Giovanni sits opposite me, looking completely unconcerned by the fact that he’s dressed while I’m…not. Of course I did this to myself. I thought wearing the lingerie would smooth along the process. He does seem appreciative of the view, watching me with heavy-lidded gratification; we seem to be moving at a glacial pace.
“Champagne?” he asks.
“Please.” Alcohol sounds amazing. In fact if there were women walking around with neon-green test-tube shots, I’d grab three.
He pours three fingers in a slender flute.
I swallow the entire amount before choking on the fiery bubbles. “Oops,” I cough.
With a quirk of his lips, he refills my glass, then fills his. “Tell me about school.”
I eye the flute of champagne like it’s my enemy. I want the numbness that comes with being drunk, but I’m not sure I can survive another round. Especially on an empty stomach. So I grab an olive and nibble on the salty flesh. “I thought you’d have read everything about it, considering you were following me.”
He doesn’t look repentant. “I know your course load and your GPA. I want to know what you think about it. What you loved. What you hated. What you dreamed about.”
Is this a seduction? I want to tell him it isn’t necessary. I want to tell him that stealing my body doesn’t give him the right to my soul. Instead I find myself telling him the truth. “I loved all of it. Sculpture and sketching, composition and even calligraphy. What I didn’t love was the campus politics, trying to fit in when everyone has an agenda.”
“There was one person you’d usually share studio time with.”
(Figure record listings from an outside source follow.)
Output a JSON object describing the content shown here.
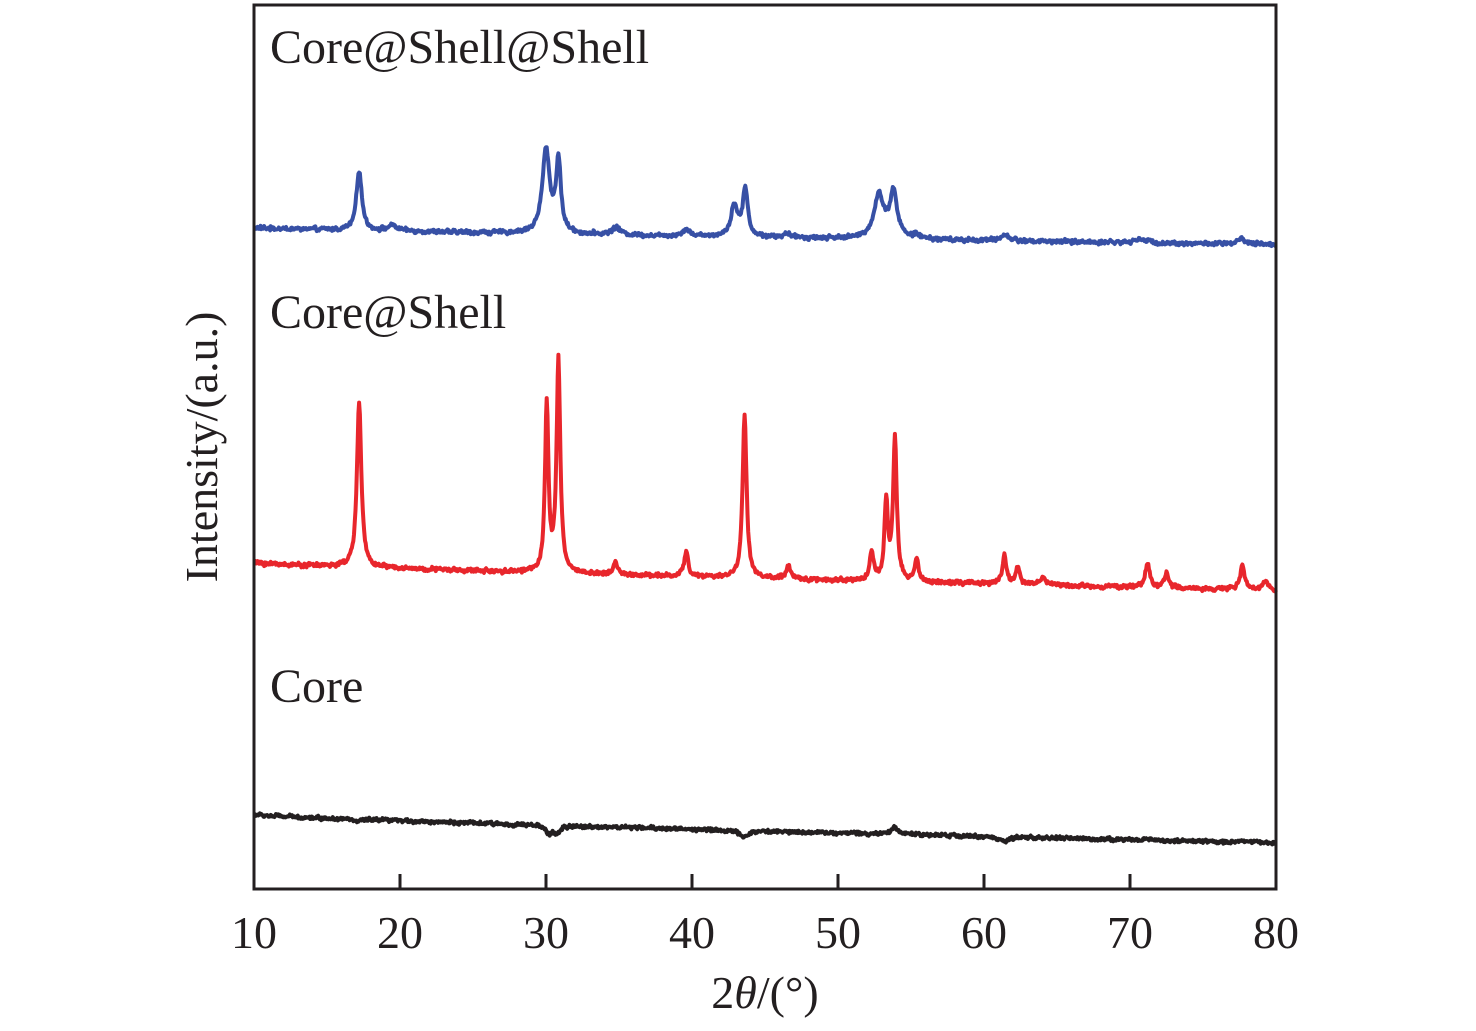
{
  "chart_data": {
    "type": "line",
    "title": "",
    "xlabel": "2θ/(°)",
    "xlabel_parts": {
      "prefix": "2",
      "symbol": "θ",
      "suffix": "/(°)"
    },
    "ylabel": "Intensity/(a.u.)",
    "xlim": [
      10,
      80
    ],
    "ylim": [
      0,
      100
    ],
    "y_units_note": "arbitrary units, no y tick labels",
    "x_ticks": [
      10,
      20,
      30,
      40,
      50,
      60,
      70,
      80
    ],
    "x_tick_labels": [
      "10",
      "20",
      "30",
      "40",
      "50",
      "60",
      "70",
      "80"
    ],
    "grid": false,
    "legend": "none; series labelled inline at upper-left of each trace",
    "series": [
      {
        "name": "Core@Shell@Shell",
        "color": "#3750a5",
        "baseline": {
          "start": 74.8,
          "end": 72.9
        },
        "noise": 0.35,
        "peaks": [
          {
            "x": 17.2,
            "y": 81.3,
            "w": 0.22
          },
          {
            "x": 19.5,
            "y": 75.0,
            "w": 0.4
          },
          {
            "x": 30.0,
            "y": 83.6,
            "w": 0.3
          },
          {
            "x": 30.85,
            "y": 82.1,
            "w": 0.2
          },
          {
            "x": 34.8,
            "y": 74.8,
            "w": 0.35
          },
          {
            "x": 39.6,
            "y": 74.6,
            "w": 0.3
          },
          {
            "x": 42.9,
            "y": 77.3,
            "w": 0.28
          },
          {
            "x": 43.65,
            "y": 79.1,
            "w": 0.2
          },
          {
            "x": 46.5,
            "y": 74.0,
            "w": 0.35
          },
          {
            "x": 52.8,
            "y": 78.4,
            "w": 0.4
          },
          {
            "x": 53.8,
            "y": 78.7,
            "w": 0.3
          },
          {
            "x": 55.4,
            "y": 73.9,
            "w": 0.25
          },
          {
            "x": 61.4,
            "y": 74.0,
            "w": 0.35
          },
          {
            "x": 70.7,
            "y": 73.6,
            "w": 0.4
          },
          {
            "x": 77.6,
            "y": 73.5,
            "w": 0.3
          }
        ]
      },
      {
        "name": "Core@Shell",
        "color": "#e8262c",
        "baseline": {
          "start": 36.9,
          "end": 33.8
        },
        "noise": 0.35,
        "peaks": [
          {
            "x": 17.2,
            "y": 55.0,
            "w": 0.18
          },
          {
            "x": 30.05,
            "y": 54.6,
            "w": 0.14
          },
          {
            "x": 30.85,
            "y": 59.8,
            "w": 0.15
          },
          {
            "x": 34.75,
            "y": 36.9,
            "w": 0.18
          },
          {
            "x": 39.6,
            "y": 38.2,
            "w": 0.16
          },
          {
            "x": 43.6,
            "y": 53.8,
            "w": 0.16
          },
          {
            "x": 46.6,
            "y": 36.4,
            "w": 0.18
          },
          {
            "x": 52.3,
            "y": 38.1,
            "w": 0.16
          },
          {
            "x": 53.3,
            "y": 43.7,
            "w": 0.14
          },
          {
            "x": 53.9,
            "y": 50.8,
            "w": 0.15
          },
          {
            "x": 55.4,
            "y": 37.1,
            "w": 0.16
          },
          {
            "x": 61.4,
            "y": 37.8,
            "w": 0.16
          },
          {
            "x": 62.3,
            "y": 36.4,
            "w": 0.16
          },
          {
            "x": 64.0,
            "y": 35.1,
            "w": 0.3
          },
          {
            "x": 71.2,
            "y": 36.9,
            "w": 0.18
          },
          {
            "x": 72.5,
            "y": 35.6,
            "w": 0.18
          },
          {
            "x": 77.7,
            "y": 36.5,
            "w": 0.18
          },
          {
            "x": 79.3,
            "y": 34.9,
            "w": 0.18
          }
        ]
      },
      {
        "name": "Core",
        "color": "#231f20",
        "baseline": {
          "start": 8.4,
          "end": 5.2
        },
        "noise": 0.3,
        "peaks": [
          {
            "x": 17.1,
            "y": 7.6,
            "w": 0.25
          },
          {
            "x": 30.2,
            "y": 6.4,
            "w": 0.3
          },
          {
            "x": 30.75,
            "y": 6.4,
            "w": 0.25
          },
          {
            "x": 43.5,
            "y": 5.8,
            "w": 0.3
          },
          {
            "x": 53.9,
            "y": 6.9,
            "w": 0.35
          },
          {
            "x": 61.4,
            "y": 5.3,
            "w": 0.35
          },
          {
            "x": 71.2,
            "y": 5.7,
            "w": 0.35
          },
          {
            "x": 77.9,
            "y": 5.5,
            "w": 0.4
          }
        ]
      }
    ]
  }
}
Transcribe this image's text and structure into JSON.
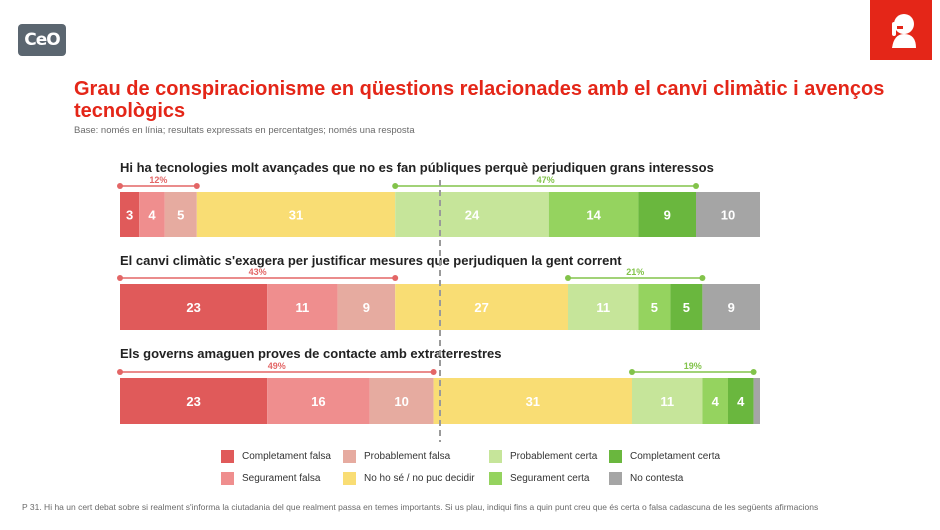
{
  "brand": {
    "logo_text": "CeO",
    "logo_icon": "ceo-logo-icon",
    "corner_icon": "person-shush-icon"
  },
  "header": {
    "title": "Grau de conspiracionisme en qüestions relacionades amb el canvi climàtic i avenços tecnològics",
    "subtitle": "Base: només en línia; resultats expressats en percentatges; només una resposta"
  },
  "colors": {
    "completament_falsa": "#e05a5a",
    "segurament_falsa": "#ef8e8e",
    "probablement_falsa": "#e6aba0",
    "no_ho_se": "#f9dd74",
    "probablement_certa": "#c6e59a",
    "segurament_certa": "#95d35f",
    "completament_certa": "#6ab73e",
    "no_contesta": "#a5a5a5",
    "false_bracket": "#e36666",
    "true_bracket": "#82c34a"
  },
  "chart_data": {
    "type": "bar",
    "orientation": "horizontal-stacked-100",
    "categories_order": [
      "Completament falsa",
      "Segurament falsa",
      "Probablement falsa",
      "No ho sé / no puc decidir",
      "Probablement certa",
      "Segurament certa",
      "Completament certa",
      "No contesta"
    ],
    "series_keys": [
      "completament_falsa",
      "segurament_falsa",
      "probablement_falsa",
      "no_ho_se",
      "probablement_certa",
      "segurament_certa",
      "completament_certa",
      "no_contesta"
    ],
    "rows": [
      {
        "question": "Hi ha tecnologies molt avançades que no es fan públiques perquè perjudiquen grans interessos",
        "values": [
          3,
          4,
          5,
          31,
          24,
          14,
          9,
          10
        ],
        "false_total": 12,
        "false_total_label": "12%",
        "true_total": 47,
        "true_total_label": "47%"
      },
      {
        "question": "El canvi climàtic s'exagera per justificar mesures que perjudiquen la gent corrent",
        "values": [
          23,
          11,
          9,
          27,
          11,
          5,
          5,
          9
        ],
        "false_total": 43,
        "false_total_label": "43%",
        "true_total": 21,
        "true_total_label": "21%"
      },
      {
        "question": "Els governs amaguen proves de contacte amb extraterrestres",
        "values": [
          23,
          16,
          10,
          31,
          11,
          4,
          4,
          1
        ],
        "false_total": 49,
        "false_total_label": "49%",
        "true_total": 19,
        "true_total_label": "19%"
      }
    ],
    "reference_line": 50,
    "xlim": [
      0,
      100
    ]
  },
  "legend": {
    "items": [
      {
        "label": "Completament falsa",
        "key": "completament_falsa"
      },
      {
        "label": "Probablement falsa",
        "key": "probablement_falsa"
      },
      {
        "label": "Probablement certa",
        "key": "probablement_certa"
      },
      {
        "label": "Completament certa",
        "key": "completament_certa"
      },
      {
        "label": "Segurament falsa",
        "key": "segurament_falsa"
      },
      {
        "label": "No ho sé / no puc decidir",
        "key": "no_ho_se"
      },
      {
        "label": "Segurament certa",
        "key": "segurament_certa"
      },
      {
        "label": "No contesta",
        "key": "no_contesta"
      }
    ]
  },
  "footnote": "P 31. Hi ha un cert debat sobre si realment s'informa la ciutadania del que realment passa en temes importants. Si us plau, indiqui fins a quin punt creu que és certa o falsa cadascuna de les següents afirmacions"
}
After I finish off the olive, I realize I’m actually pretty hungry. I pick some of everything for my plate. The bread is warm and fragrant, the chocolate strawberries cold and hard. “Amy. I love her. She’s a great artist, even if she sometimes doesn’t think so. It’s just that she has lots of interests. The art thing is more about messing with her parents.”
“They don’t approve.”
“Nah, they wanted her to do engineering or be a doctor or something. And sometimes I think she would have enjoyed that. I’m not like that. Art is my passion. Anything else would be a struggle. It would feel like work, instead of…”
“Instead of?”
“Instead of being home,” I say softly.
His expression darkens, and I know he thinks I’m missing Tanglewood. That’s kind of how it sounded, but it isn’t what I meant. I do miss my sister and my friends back there. But art is not something that belongs to a certain place. It’s not a church. It’s inside me. Whether I’m sketching on a drawing pad or planning a sculpture for the conservatory, I can do that here.
“What about you?” I ask, turning the tables. “What do you love about the life? What do you hate?”
His stare is brooding. Long fingers drum on the table gently. Then he takes a swig of champagne—without coughing, the show-off. “I hate everything about it. The violence, the money. The way it brings out the worst in people.”
I swallow, hearing the sincerity of his words. “Then why do it?”
“I get to have you,” he says, his voice rough.